Q: I have heard terrible things about the preparation prior to colonoscopy?

A: I understand that remains a big concern for a lot of patients, but a good prep is essential for any type of colon exam, whether it is imaging or colonoscopy. Without a good preparation polyps and abnormalities can be easily missed. My preparation is very well tolerated and it is a split dose, studies have demonstrated that the split dosing is the best way to get the optimal results. I also allow my patients to eat the day before the procedure that helps them not get too weak. I also let them drink clear liquids upt 2 hours prior to the scheduled procedure time, which keeps them well hydrated. 

Q:Are their any complications associated with the procedure?

A: Unfortunately no procedure is risk free, but the risks are less than the risk of you getting hit by a car while crossing the road. So in short if the procedure is done by a well trained gastroenterologist in the field of Gastroenterology, and who has enough experience the risks are way below the norm.

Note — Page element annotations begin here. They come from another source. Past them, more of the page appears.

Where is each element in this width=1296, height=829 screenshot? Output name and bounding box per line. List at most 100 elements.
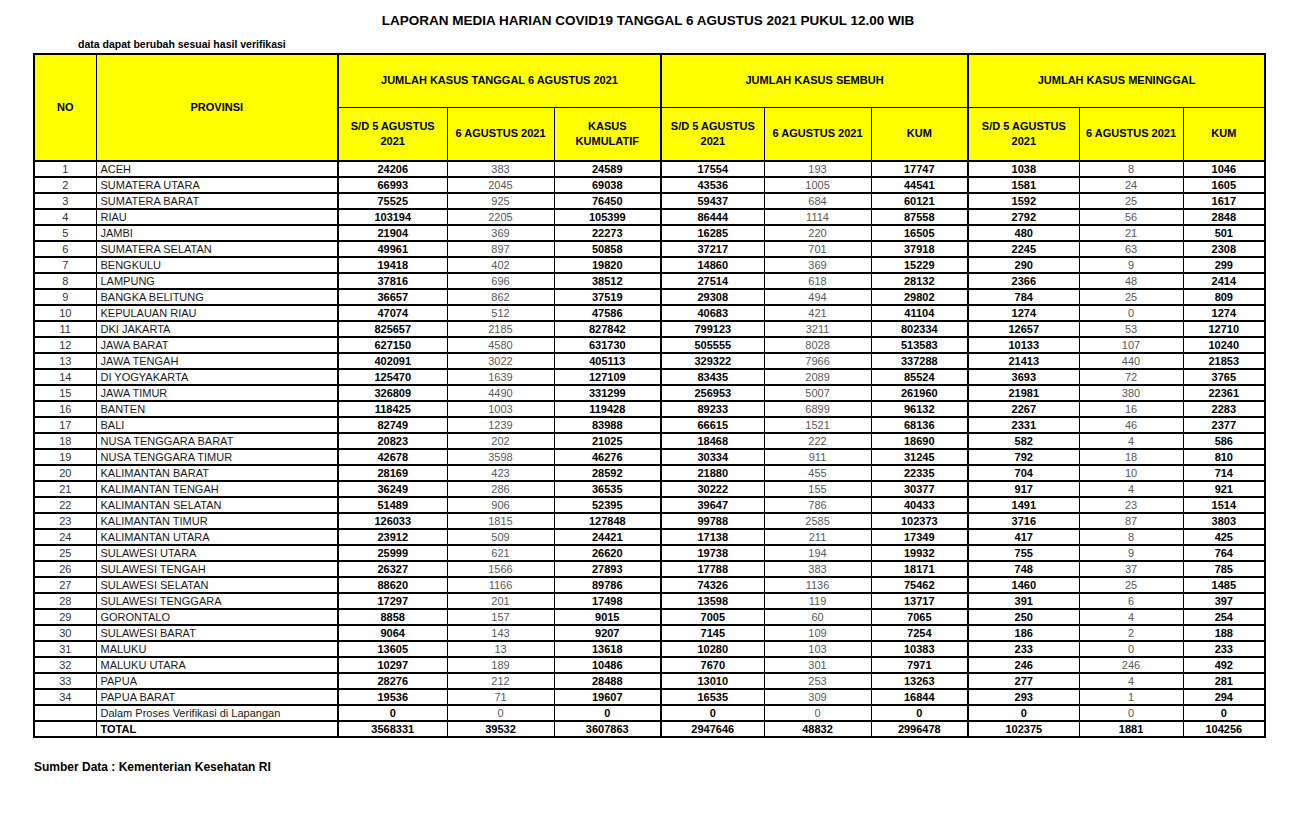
table-row: 1ACEH24206383245891755419317747103881046 [34, 161, 1265, 177]
row-number: 15 [34, 385, 96, 401]
value-cell: 48832 [764, 721, 871, 737]
value-cell: 21904 [338, 225, 447, 241]
value-cell: 1605 [1183, 177, 1265, 193]
value-cell: 862 [447, 289, 554, 305]
value-cell: 16535 [661, 689, 764, 705]
value-cell: 1815 [447, 513, 554, 529]
value-cell: 383 [447, 161, 554, 177]
table-row: 19NUSA TENGGARA TIMUR4267835984627630334… [34, 449, 1265, 465]
value-cell: 24421 [554, 529, 661, 545]
value-cell: 72 [1079, 369, 1183, 385]
value-cell: 455 [764, 465, 871, 481]
value-cell: 69038 [554, 177, 661, 193]
value-cell: 701 [764, 241, 871, 257]
row-number: 29 [34, 609, 96, 625]
value-cell: 925 [447, 193, 554, 209]
row-number: 31 [34, 641, 96, 657]
value-cell: 1460 [968, 577, 1079, 593]
value-cell: 4 [1079, 673, 1183, 689]
value-cell: 193 [764, 161, 871, 177]
province-name: LAMPUNG [96, 273, 338, 289]
row-number: 33 [34, 673, 96, 689]
value-cell: 19738 [661, 545, 764, 561]
value-cell: 10133 [968, 337, 1079, 353]
value-cell: 71 [447, 689, 554, 705]
subheader-kasus-sd5: S/D 5 AGUSTUS 2021 [338, 107, 447, 161]
subheader-meninggal-kum: KUM [1183, 107, 1265, 161]
value-cell: 103194 [338, 209, 447, 225]
value-cell: 4 [1079, 433, 1183, 449]
value-cell: 582 [968, 433, 1079, 449]
province-name: SUMATERA UTARA [96, 177, 338, 193]
row-number: 24 [34, 529, 96, 545]
subheader-kasus-kumulatif: KASUS KUMULATIF [554, 107, 661, 161]
province-name: SULAWESI TENGGARA [96, 593, 338, 609]
value-cell: 3568331 [338, 721, 447, 737]
value-cell: 505555 [661, 337, 764, 353]
value-cell: 417 [968, 529, 1079, 545]
value-cell: 60121 [871, 193, 968, 209]
value-cell: 157 [447, 609, 554, 625]
value-cell: 294 [1183, 689, 1265, 705]
value-cell: 39532 [447, 721, 554, 737]
table-row: 28SULAWESI TENGGARA172972011749813598119… [34, 593, 1265, 609]
value-cell: 8858 [338, 609, 447, 625]
value-cell: 37519 [554, 289, 661, 305]
row-number: 4 [34, 209, 96, 225]
value-cell: 49961 [338, 241, 447, 257]
province-name: KALIMANTAN TIMUR [96, 513, 338, 529]
table-row: 17BALI8274912398398866615152168136233146… [34, 417, 1265, 433]
value-cell: 714 [1183, 465, 1265, 481]
value-cell: 21853 [1183, 353, 1265, 369]
covid-report-table: NO PROVINSI JUMLAH KASUS TANGGAL 6 AGUST… [33, 53, 1266, 738]
province-name: DI YOGYAKARTA [96, 369, 338, 385]
row-number: 9 [34, 289, 96, 305]
value-cell: 1239 [447, 417, 554, 433]
value-cell: 290 [968, 257, 1079, 273]
value-cell: 911 [764, 449, 871, 465]
row-number: 18 [34, 433, 96, 449]
row-number: 11 [34, 321, 96, 337]
value-cell: 19536 [338, 689, 447, 705]
value-cell: 66993 [338, 177, 447, 193]
value-cell: 127848 [554, 513, 661, 529]
table-row: 22KALIMANTAN SELATAN51489906523953964778… [34, 497, 1265, 513]
row-number: 30 [34, 625, 96, 641]
value-cell: 28132 [871, 273, 968, 289]
header-group-kasus: JUMLAH KASUS TANGGAL 6 AGUSTUS 2021 [338, 54, 661, 107]
table-row: 32MALUKU UTARA10297189104867670301797124… [34, 657, 1265, 673]
value-cell: 103 [764, 641, 871, 657]
value-cell: 28488 [554, 673, 661, 689]
header-group-meninggal: JUMLAH KASUS MENINGGAL [968, 54, 1265, 107]
value-cell: 118425 [338, 401, 447, 417]
value-cell: 25 [1079, 577, 1183, 593]
table-row: 10KEPULAUAN RIAU470745124758640683421411… [34, 305, 1265, 321]
value-cell: 256953 [661, 385, 764, 401]
value-cell: 1581 [968, 177, 1079, 193]
value-cell: 0 [1079, 305, 1183, 321]
value-cell: 627150 [338, 337, 447, 353]
value-cell: 369 [764, 257, 871, 273]
value-cell: 293 [968, 689, 1079, 705]
value-cell: 4580 [447, 337, 554, 353]
row-number: 20 [34, 465, 96, 481]
value-cell: 1485 [1183, 577, 1265, 593]
value-cell: 277 [968, 673, 1079, 689]
value-cell: 46276 [554, 449, 661, 465]
value-cell: 286 [447, 481, 554, 497]
value-cell: 405113 [554, 353, 661, 369]
row-number: 7 [34, 257, 96, 273]
province-name: Dalam Proses Verifikasi di Lapangan [96, 705, 338, 721]
subheader-kasus-6agt: 6 AGUSTUS 2021 [447, 107, 554, 161]
value-cell: 119428 [554, 401, 661, 417]
value-cell: 784 [968, 289, 1079, 305]
value-cell: 299 [1183, 257, 1265, 273]
value-cell: 76450 [554, 193, 661, 209]
value-cell: 86444 [661, 209, 764, 225]
row-number: 12 [34, 337, 96, 353]
value-cell: 1 [1079, 689, 1183, 705]
value-cell: 10 [1079, 465, 1183, 481]
province-name: MALUKU [96, 641, 338, 657]
value-cell: 8028 [764, 337, 871, 353]
value-cell: 1003 [447, 401, 554, 417]
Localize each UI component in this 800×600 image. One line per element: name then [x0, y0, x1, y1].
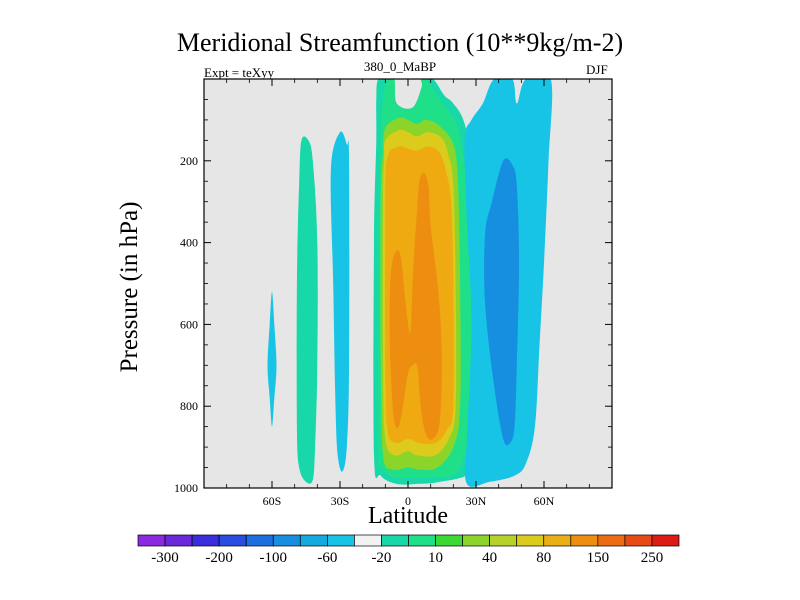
colorbar-label: -300 [151, 550, 179, 566]
colorbar-swatch [218, 534, 247, 547]
colorbar-label: -100 [260, 550, 288, 566]
colorbar-swatch [245, 534, 274, 547]
contour-region-300-8 [389, 172, 442, 440]
colorbar-label: -200 [205, 550, 233, 566]
colorbar-swatch [272, 534, 301, 547]
x-axis-label: Latitude [368, 503, 448, 529]
contour-region-10-1 [296, 136, 318, 484]
time-label: 380_0_MaBP [363, 59, 437, 74]
colorbar-label: 250 [641, 550, 664, 566]
colorbar-swatch [191, 534, 220, 547]
colorbar-swatch [651, 534, 680, 547]
x-tick-label: 0 [405, 494, 411, 508]
colorbar-label: 10 [428, 550, 443, 566]
colorbar-swatch [164, 534, 193, 547]
chart-title: Meridional Streamfunction (10**9kg/m-2) [176, 28, 624, 57]
axes: 60S 30S 0 30N 60N 200 400 600 800 1000 [174, 78, 613, 508]
y-tick-label: 400 [180, 236, 198, 250]
colorbar-swatch [327, 534, 355, 547]
colorbar-swatch [354, 534, 382, 547]
season-label: DJF [586, 62, 608, 77]
y-tick-label: 600 [180, 317, 198, 331]
colorbar-swatch [462, 534, 491, 547]
colorbar-swatch [570, 534, 599, 547]
colorbar-swatch [435, 534, 463, 547]
experiment-label: Expt = teXyy [204, 65, 275, 80]
colorbar-swatch [299, 534, 328, 547]
colorbar-swatch [624, 534, 653, 547]
x-tick-label: 30N [466, 494, 487, 508]
colorbar-swatch [381, 534, 409, 547]
x-tick-label: 60S [263, 494, 282, 508]
x-tick-label: 60N [534, 494, 555, 508]
colorbar-label: 40 [482, 550, 497, 566]
contour-region--20-2 [330, 131, 350, 472]
colorbar-label: -20 [371, 550, 391, 566]
contour-region--60-10 [484, 158, 520, 446]
x-tick-label: 30S [331, 494, 350, 508]
y-tick-label: 1000 [174, 481, 198, 495]
colorbar-label: -60 [317, 550, 337, 566]
colorbar-swatch [408, 534, 436, 547]
colorbar: -300 -200 -100 -60 -20 10 40 80 150 250 [137, 534, 680, 566]
colorbar-swatch [516, 534, 545, 547]
colorbar-label: 150 [587, 550, 610, 566]
contour-region--20-0 [267, 291, 277, 427]
colorbar-swatch [543, 534, 572, 547]
colorbar-swatch [597, 534, 626, 547]
colorbar-swatch [137, 534, 166, 547]
colorbar-swatch [489, 534, 518, 547]
contour-layer [267, 79, 553, 487]
y-tick-label: 800 [180, 399, 198, 413]
colorbar-label: 80 [536, 550, 551, 566]
y-tick-label: 200 [180, 154, 198, 168]
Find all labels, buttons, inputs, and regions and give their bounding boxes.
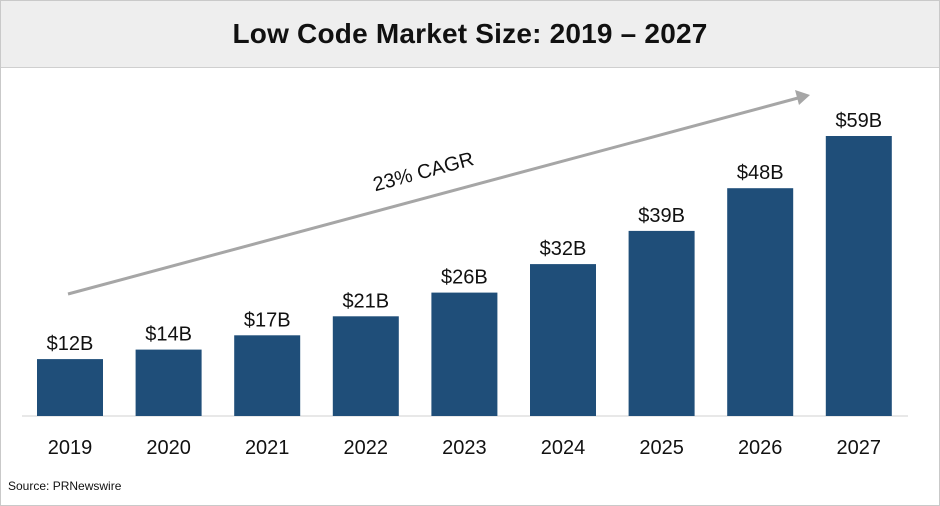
value-label-2025: $39B [638,205,685,227]
value-label-2024: $32B [540,238,587,260]
x-tick-2023: 2023 [442,437,487,459]
bar-2021 [234,335,301,416]
x-tick-2027: 2027 [837,437,882,459]
x-tick-2021: 2021 [245,437,290,459]
bar-2026 [727,188,794,416]
x-tick-2024: 2024 [541,437,586,459]
value-label-2022: $21B [342,290,389,312]
value-label-2027: $59B [835,110,882,132]
bar-2025 [628,230,695,416]
cagr-arrow-line [67,96,799,296]
cagr-arrow: 23% CAGR [67,90,810,296]
x-tick-2026: 2026 [738,437,783,459]
bar-2020 [135,349,202,416]
cagr-arrowhead [795,90,810,105]
x-tick-2025: 2025 [639,437,684,459]
value-label-2023: $26B [441,267,488,289]
bar-2019 [37,359,103,416]
value-label-2020: $14B [145,324,192,346]
x-tick-2020: 2020 [146,437,191,459]
bar-2022 [332,316,399,416]
x-tick-2022: 2022 [344,437,389,459]
value-labels-group: $12B $14B $17B $21B $26B $32B $39B $48B $59B [47,110,883,355]
value-label-2021: $17B [244,309,291,331]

The risks may be an adverse reaction to the medications given for sedation, infection, aspiration, if your stomach is not empty, bleeding,tear or perforation. 

Q: How much time do I need to take off?

A: You need to take off only the day of the procedure, your preparation would start at 5 pm the day prior to so you can work a full day prior to the procedure. Also once you go home you are able to perform light work, but it would be recommended that you avoid working on a machinery, drive, or sign legal or important papers as your memory may be slightly impaired that day because of the medications used for sedation. 

Q: Can I take an Uber home?

A: Yes you can take Uber to the surgery center, but on the way back you would need some one with you to care for you for a few hours after the procedure. If you have a transport issue we have a partnership with a surgery center that does provide transport to and from but you need a friend or relative to accompany you home. 

Q: Do you have a personal story of a colon cancer survivor?

A: I have several patients in my experience who have been diagnosed with early colon cancer, their ages vary from 22 to 42. One of my patient who was 40 yrs old, healthy fitness instructor who came to me because of symptoms of constipation and bloating, though she had no weight loss, or rectal bleeding, was very active and had no family history of colon cancer, I recommended colonoscopy for her symptoms, and finding of tenderness and fullness in the abdomen, at first she resisted as she was not 50 but after a few weeks of consideration, agreed to proceed with a colonoscopy exam. She unfortunately had a large tumor that needed a surgical resection, but early enough to be cured of cancer. Ever since, she is grateful to me for my recommendations, and never missed her next colonoscopy. Similarly I had a medical professional in her 30’s who thought she had hemorrhoids but ended up having a large precancerous polyp. A 40 yr old nurse, mom of 2, had early colon cancer. And so the bottom line is not every one is a classic text book case. 

Colonoscopy saves lives, and covered by Insurance! 

Prevention is better than cure! 

March is the colon cancer awareness month, wear a blue ribbon!